The Open Applied Informatics Journal

2010, 4 : 15-27
Published online 2010 December 15. DOI: 10.2174/1874136301004010015
Publisher ID: TOAINFOJ-4-15

Searching for Related Descriptors Among Different Datasets: A New Strategy Implemented by the R Package “Dadi”

Livio Antonielli , Vincent Robert , Laura Corte , Luca Roscini , Ambra Bagnetti , Fabrizio Fatichenti and Gianluigi Cardinali
University of Perugia - DBA -Microbiology, Via Borgo 20 Giugno 74, 06121 Perugia, Italy;

ABSTRACT

Background:

The increasing number of techniques introduced to describe organisms and taxa produce multivariate datasets, often composed of relatively independent descriptors. Handling several descriptors can be laborious and often unnecessary when their information is not congruent to that of other datasets used in the same study. On the other hand, different levels of correlation between single descriptors to a whole dataset may suggest useful scientific hints. The DADI (Distance-based Analysis for (optimal) Descriptor Identification) algorithm is proposed to allow a rapid and complete analysis among descriptors coming from two different datasets with the same number of objects.
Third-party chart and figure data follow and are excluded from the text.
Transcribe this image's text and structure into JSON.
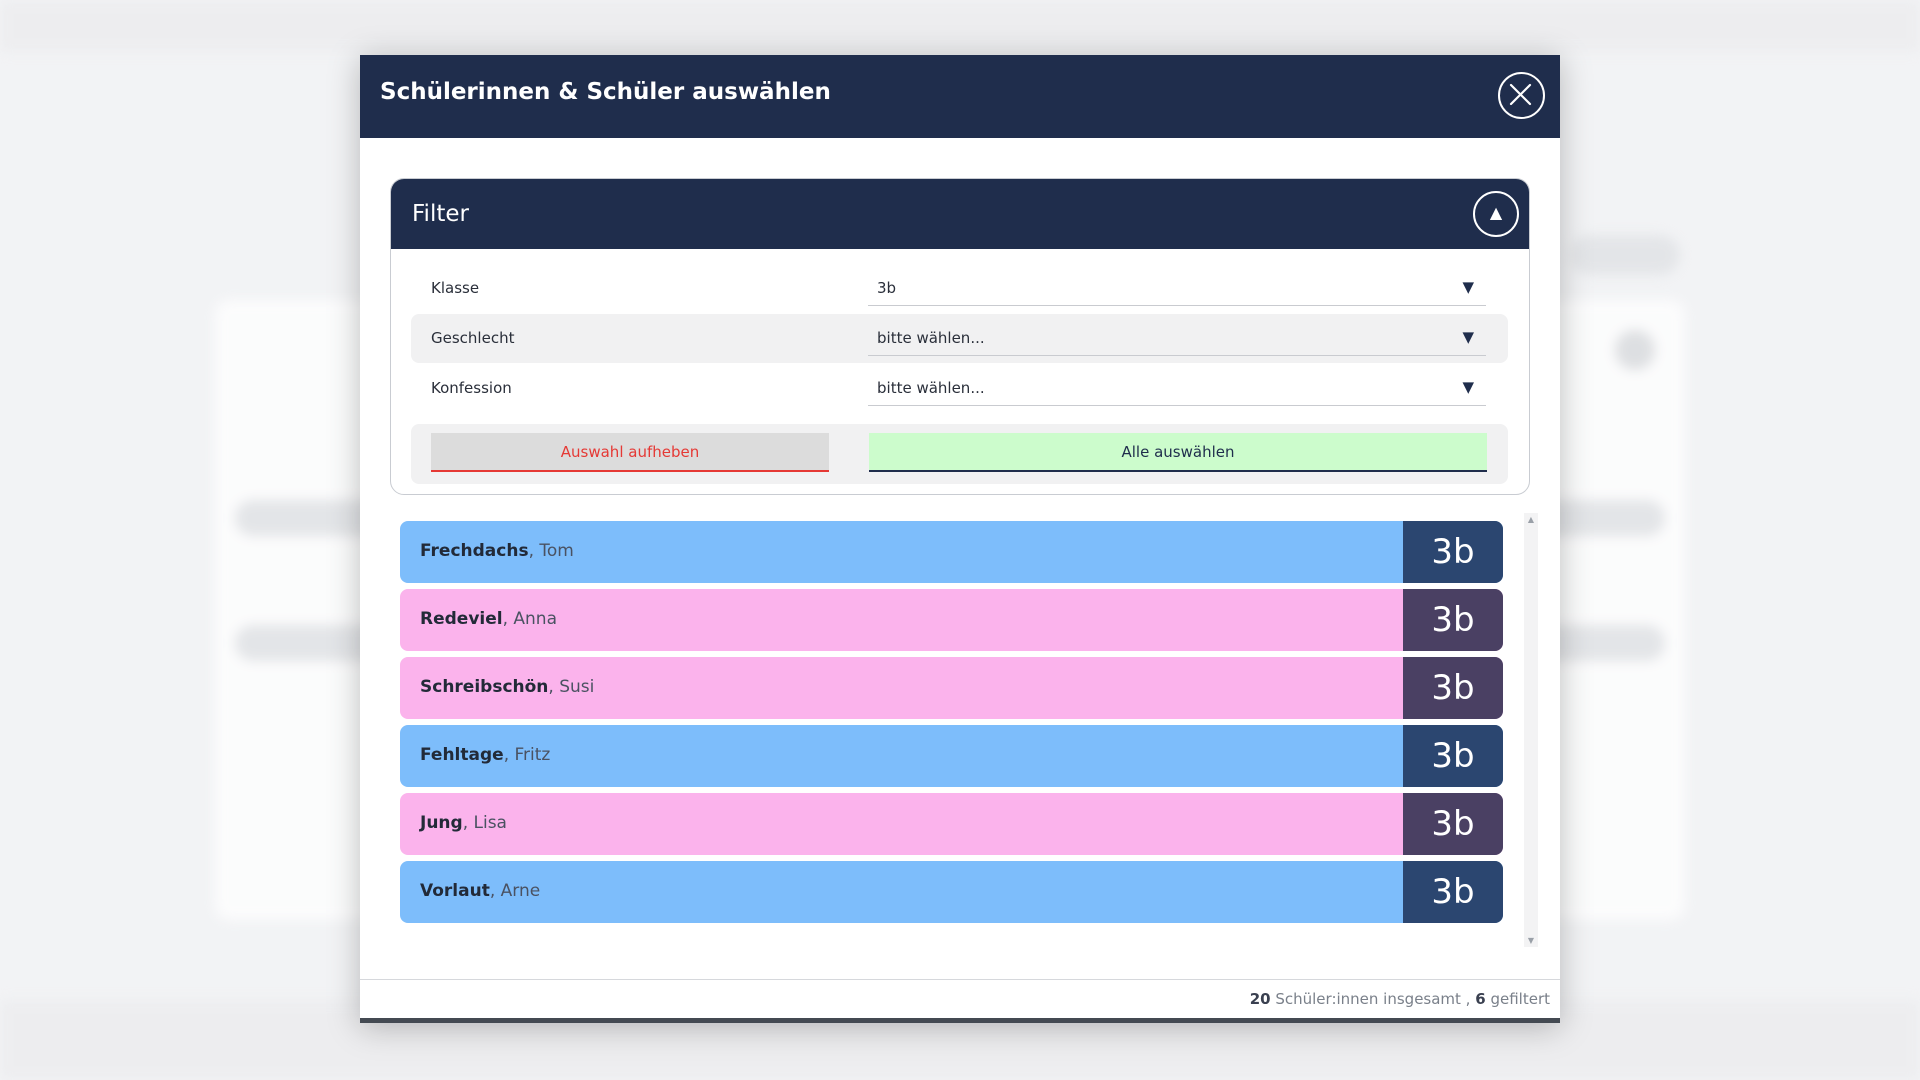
{
  "modal": {
    "title": "Schülerinnen & Schüler auswählen"
  },
  "filter": {
    "title": "Filter",
    "rows": [
      {
        "label": "Klasse",
        "value": "3b"
      },
      {
        "label": "Geschlecht",
        "value": "bitte wählen..."
      },
      {
        "label": "Konfession",
        "value": "bitte wählen..."
      }
    ],
    "clear_label": "Auswahl aufheben",
    "select_all_label": "Alle auswählen"
  },
  "students": [
    {
      "last": "Frechdachs",
      "first": ", Tom",
      "class": "3b",
      "color": "#7dbdfb",
      "class_color": "#2b4670"
    },
    {
      "last": "Redeviel",
      "first": ", Anna",
      "class": "3b",
      "color": "#fbb3ec",
      "class_color": "#4a4063"
    },
    {
      "last": "Schreibschön",
      "first": ", Susi",
      "class": "3b",
      "color": "#fbb3ec",
      "class_color": "#4a4063"
    },
    {
      "last": "Fehltage",
      "first": ", Fritz",
      "class": "3b",
      "color": "#7dbdfb",
      "class_color": "#2b4670"
    },
    {
      "last": "Jung",
      "first": ", Lisa",
      "class": "3b",
      "color": "#fbb3ec",
      "class_color": "#4a4063"
    },
    {
      "last": "Vorlaut",
      "first": ", Arne",
      "class": "3b",
      "color": "#7dbdfb",
      "class_color": "#2b4670"
    }
  ],
  "footer": {
    "total": "20",
    "total_text": "Schüler:innen insgesamt ,",
    "filtered": "6",
    "filtered_text": "gefiltert"
  },
  "colors": {
    "header": "#1f2d4c",
    "boy": "#7dbdfb",
    "girl": "#fbb3ec",
    "clear_accent": "#e53935",
    "select_all_bg": "#ccfccc"
  }
}
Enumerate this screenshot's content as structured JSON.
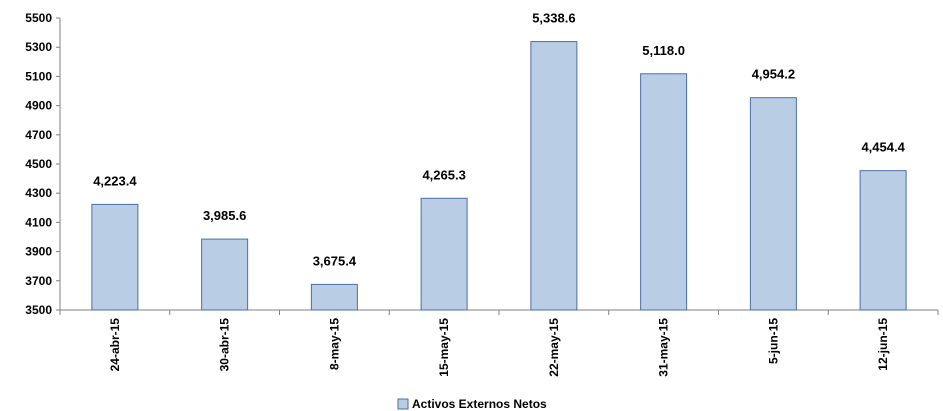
{
  "chart_data": {
    "type": "bar",
    "title": "",
    "xlabel": "",
    "ylabel": "",
    "categories": [
      "24-abr-15",
      "30-abr-15",
      "8-may-15",
      "15-may-15",
      "22-may-15",
      "31-may-15",
      "5-jun-15",
      "12-jun-15"
    ],
    "series": [
      {
        "name": "Activos Externos Netos",
        "values": [
          4223.4,
          3985.6,
          3675.4,
          4265.3,
          5338.6,
          5118.0,
          4954.2,
          4454.4
        ],
        "labels": [
          "4,223.4",
          "3,985.6",
          "3,675.4",
          "4,265.3",
          "5,338.6",
          "5,118.0",
          "4,954.2",
          "4,454.4"
        ]
      }
    ],
    "ylim": [
      3500,
      5500
    ],
    "yticks": [
      "3500",
      "3700",
      "3900",
      "4100",
      "4300",
      "4500",
      "4700",
      "4900",
      "5100",
      "5300",
      "5500"
    ],
    "grid": false,
    "legend_position": "bottom",
    "colors": {
      "bar_fill": "#b9cde5",
      "bar_stroke": "#4a6fa5",
      "axis": "#808080"
    }
  }
}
DADI was employed to select FTIR (Fourier Transform Infrared Spectroscopy) spectral wavelengths according to their correlation with the 26S rDNA sequences of strains belonging to a yeast genus.

Results:

This procedure allowed to define a set of optimal wavelengths with an overall increase of the correlation between FTIR and 26S data.

Conclusions:

DADI can identify the FTIR wavenumbers best fitting to the chosen reference defining the descriptors to be used in FTIR and possibly in other metabolomic analyses.

Keywords:

Dataset, correlation, software, method, statistics, yeast.